For some of the pairs, sortmerna runs fine and produces output files of aligned and unaligned reads. However, for others it fails in a peculiar way. It reads the reference and the two read files without any errors or warnings, counts the reads, and gets to the splitting (i.e. the console lines that starts with "[split]"). However, before it does the actual alignment (i.e. the console output lines that start with "[align]"), including spawning the processor threads, it simply quits and returns to the command prompt--no error message or anything--and without writing any output into the "out" folder.
I haven't looked through the read fastq files in a large text editor to see if there are any visible corruptions, but I don't expect there are, because the read counts sortmerna reports are in the millions as expected, and match for forward and reverse read files of the pair. It's not like the files that fail don't have data. And as I said, they're from the same experiment, and are being matched against the exact same reference db--the commands entered at the prompt are identical except for the read file names. In fact, the only pattern I notice is that the files that fail are larger than the ones that succeed--it seems that whenever the combined size of the two read files exceeds 4 GB (i.e., when each individually exceeds 2 GB), it fails. This makes me suspect a memory issue that for some reason the program doesn't actually report, but just responds to by quitting.

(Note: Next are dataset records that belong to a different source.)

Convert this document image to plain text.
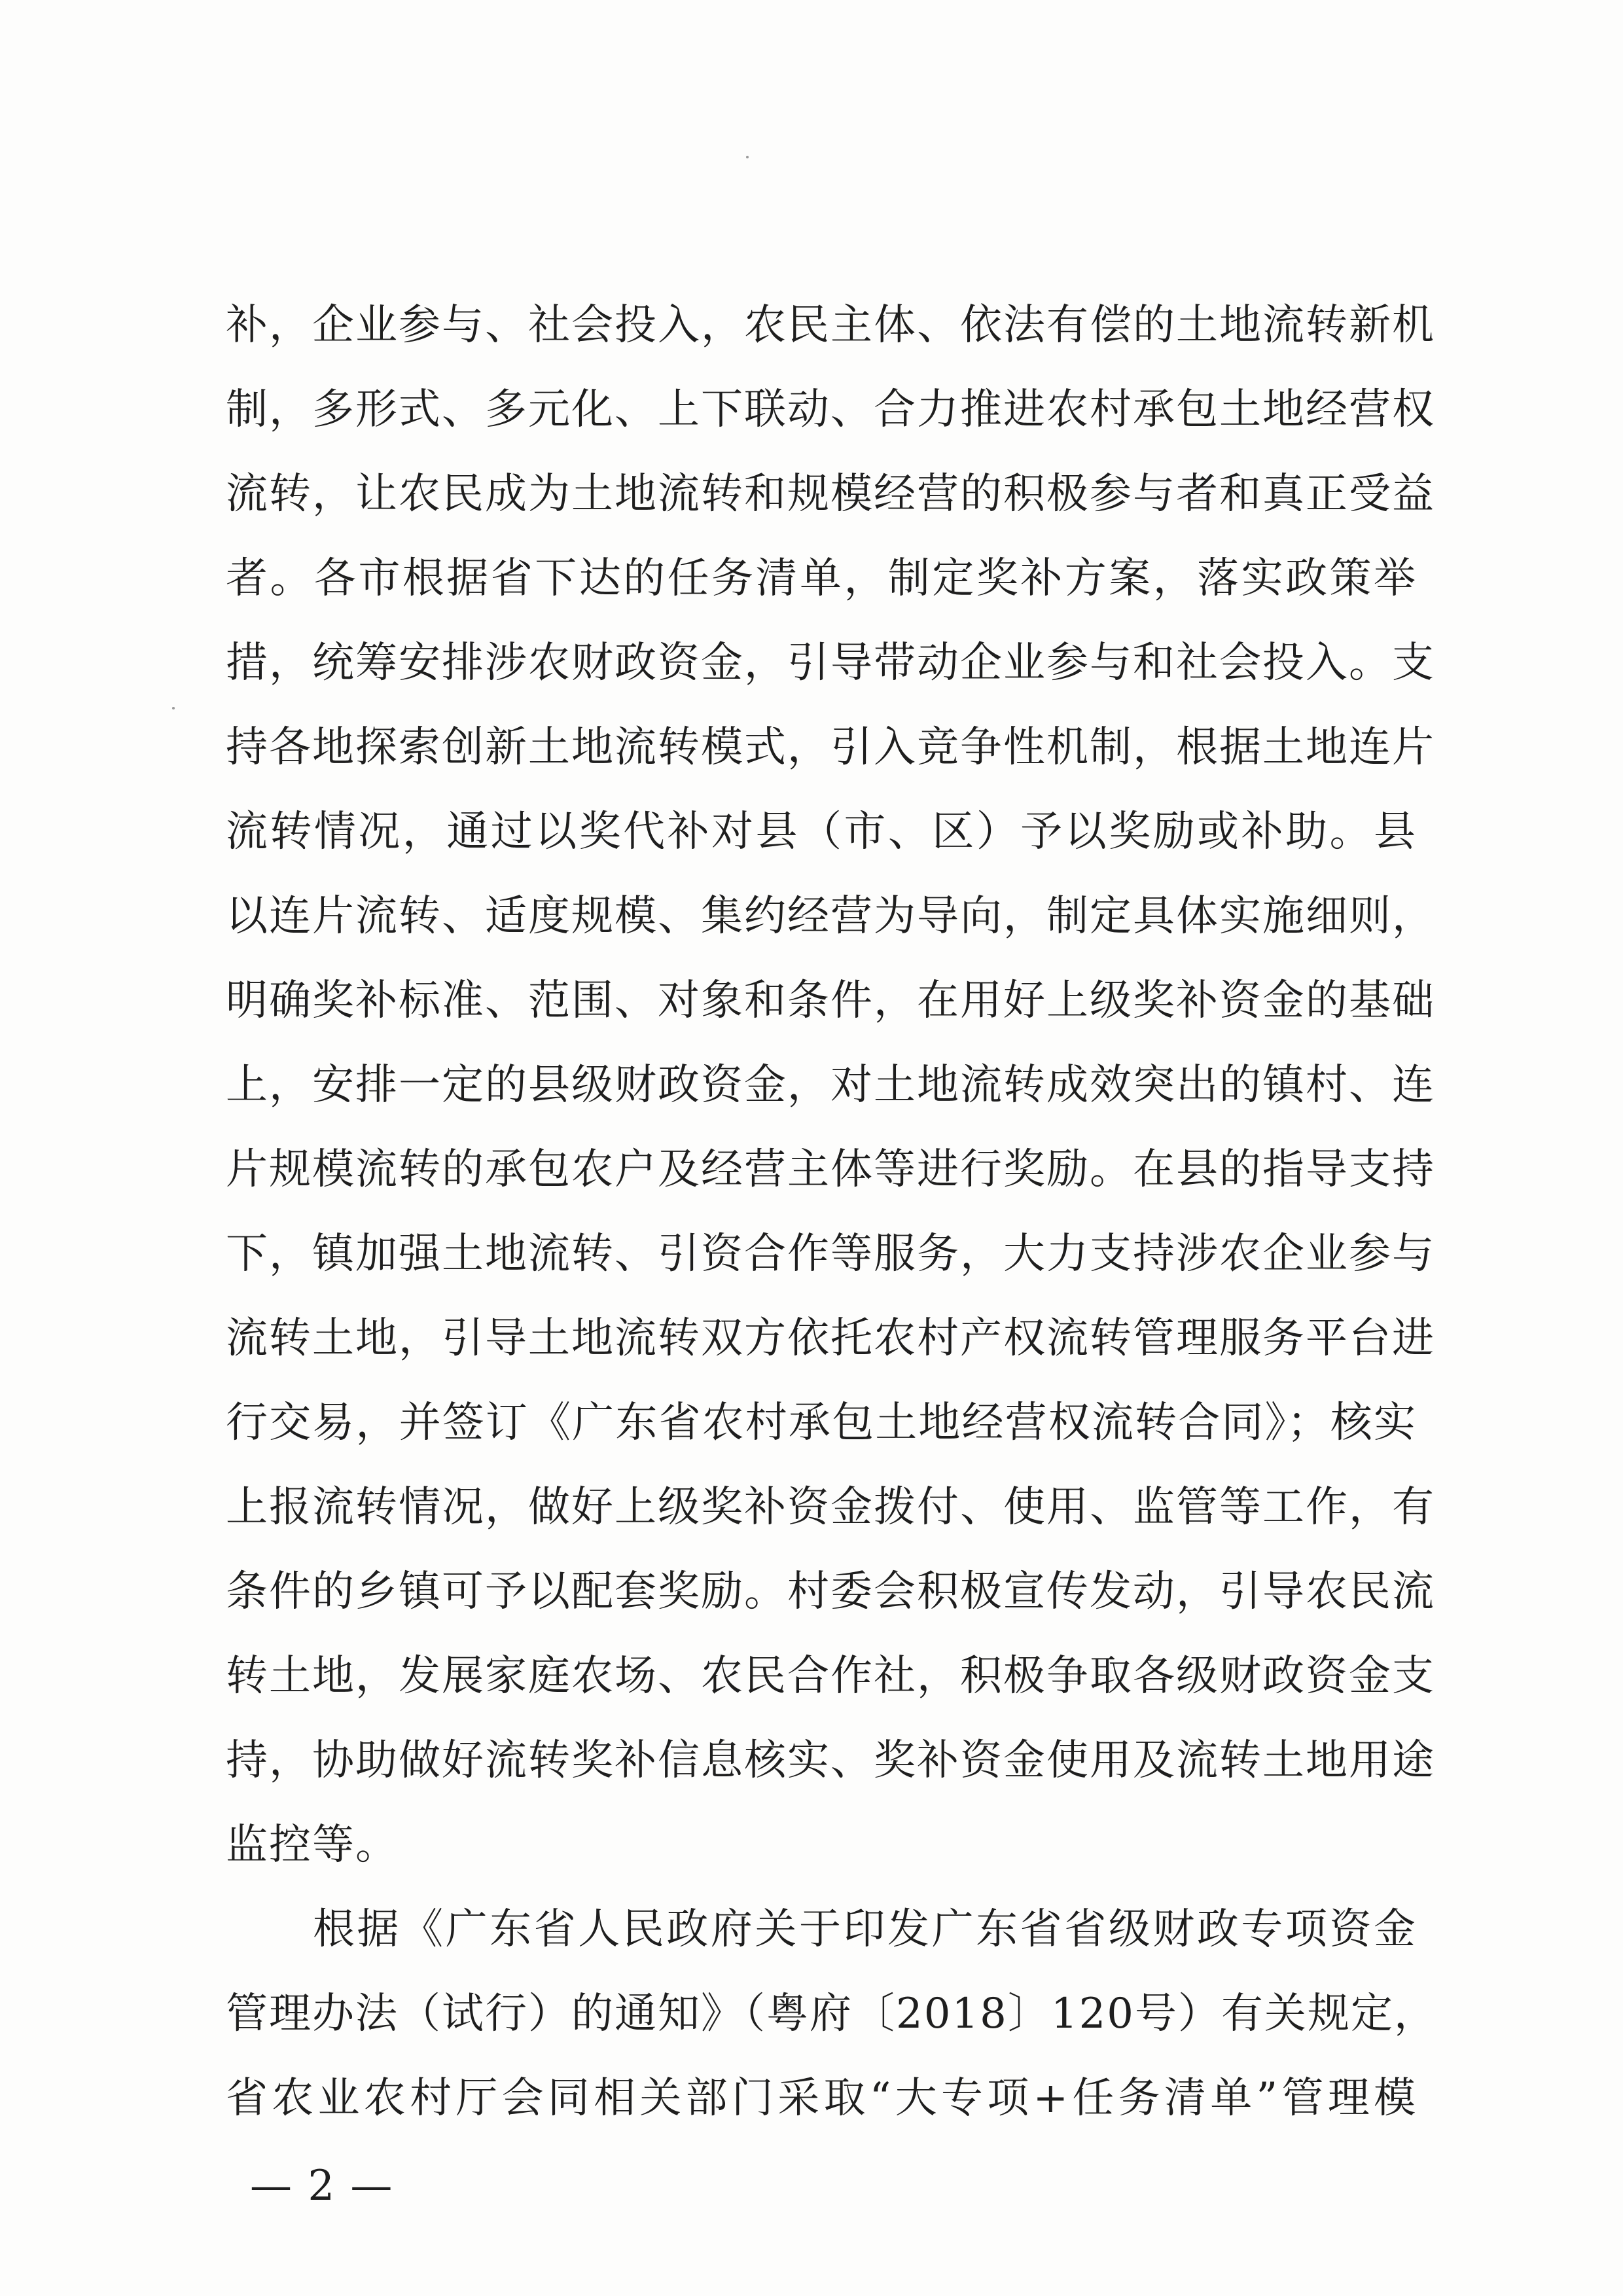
补，企业参与、社会投入，农民主体、依法有偿的土地流转新机
制，多形式、多元化、上下联动、合力推进农村承包土地经营权
流转，让农民成为土地流转和规模经营的积极参与者和真正受益
者。各市根据省下达的任务清单，制定奖补方案，落实政策举
措，统筹安排涉农财政资金，引导带动企业参与和社会投入。支
持各地探索创新土地流转模式，引入竞争性机制，根据土地连片
流转情况，通过以奖代补对县（市、区）予以奖励或补助。县
以连片流转、适度规模、集约经营为导向，制定具体实施细则，
明确奖补标准、范围、对象和条件，在用好上级奖补资金的基础
上，安排一定的县级财政资金，对土地流转成效突出的镇村、连
片规模流转的承包农户及经营主体等进行奖励。在县的指导支持
下，镇加强土地流转、引资合作等服务，大力支持涉农企业参与
流转土地，引导土地流转双方依托农村产权流转管理服务平台进
行交易，并签订《广东省农村承包土地经营权流转合同》；核实
上报流转情况，做好上级奖补资金拨付、使用、监管等工作，有
条件的乡镇可予以配套奖励。村委会积极宣传发动，引导农民流
转土地，发展家庭农场、农民合作社，积极争取各级财政资金支
持，协助做好流转奖补信息核实、奖补资金使用及流转土地用途
监控等。
根据《广东省人民政府关于印发广东省省级财政专项资金
管理办法（试行）的通知》（粤府〔2018〕120号）有关规定，
省农业农村厅会同相关部门采取“大专项+任务清单”管理模
— 2 —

The software is being run on a laptop with 16 GB of RAM. Thus, the files should fit--and even if they didn't, the user manual claims that they will be read in chunks to make them fit. Dividing the work over more threads (say, 8 vs. the default 2) does make it run substantially faster for the smaller files where it DOES actually do the alignment, but doesn't stop it quitting early on the files it doesn't.
I was also thinking about hard drive space. The files are on an external 2 TB drive that is less than 1/4 full, so plenty of space there. The working directory was originally set to be on the main hard drive that has fewer than 30 GB free, and I thought maybe it needs to create many times the size of the original data worth of temp files to run, but alas, moving the working directory to the external drive didn't keep it from terminating early.
Has anyone else run into this same problem?
Pls add the output and your system (especially RAM), no one here can guess.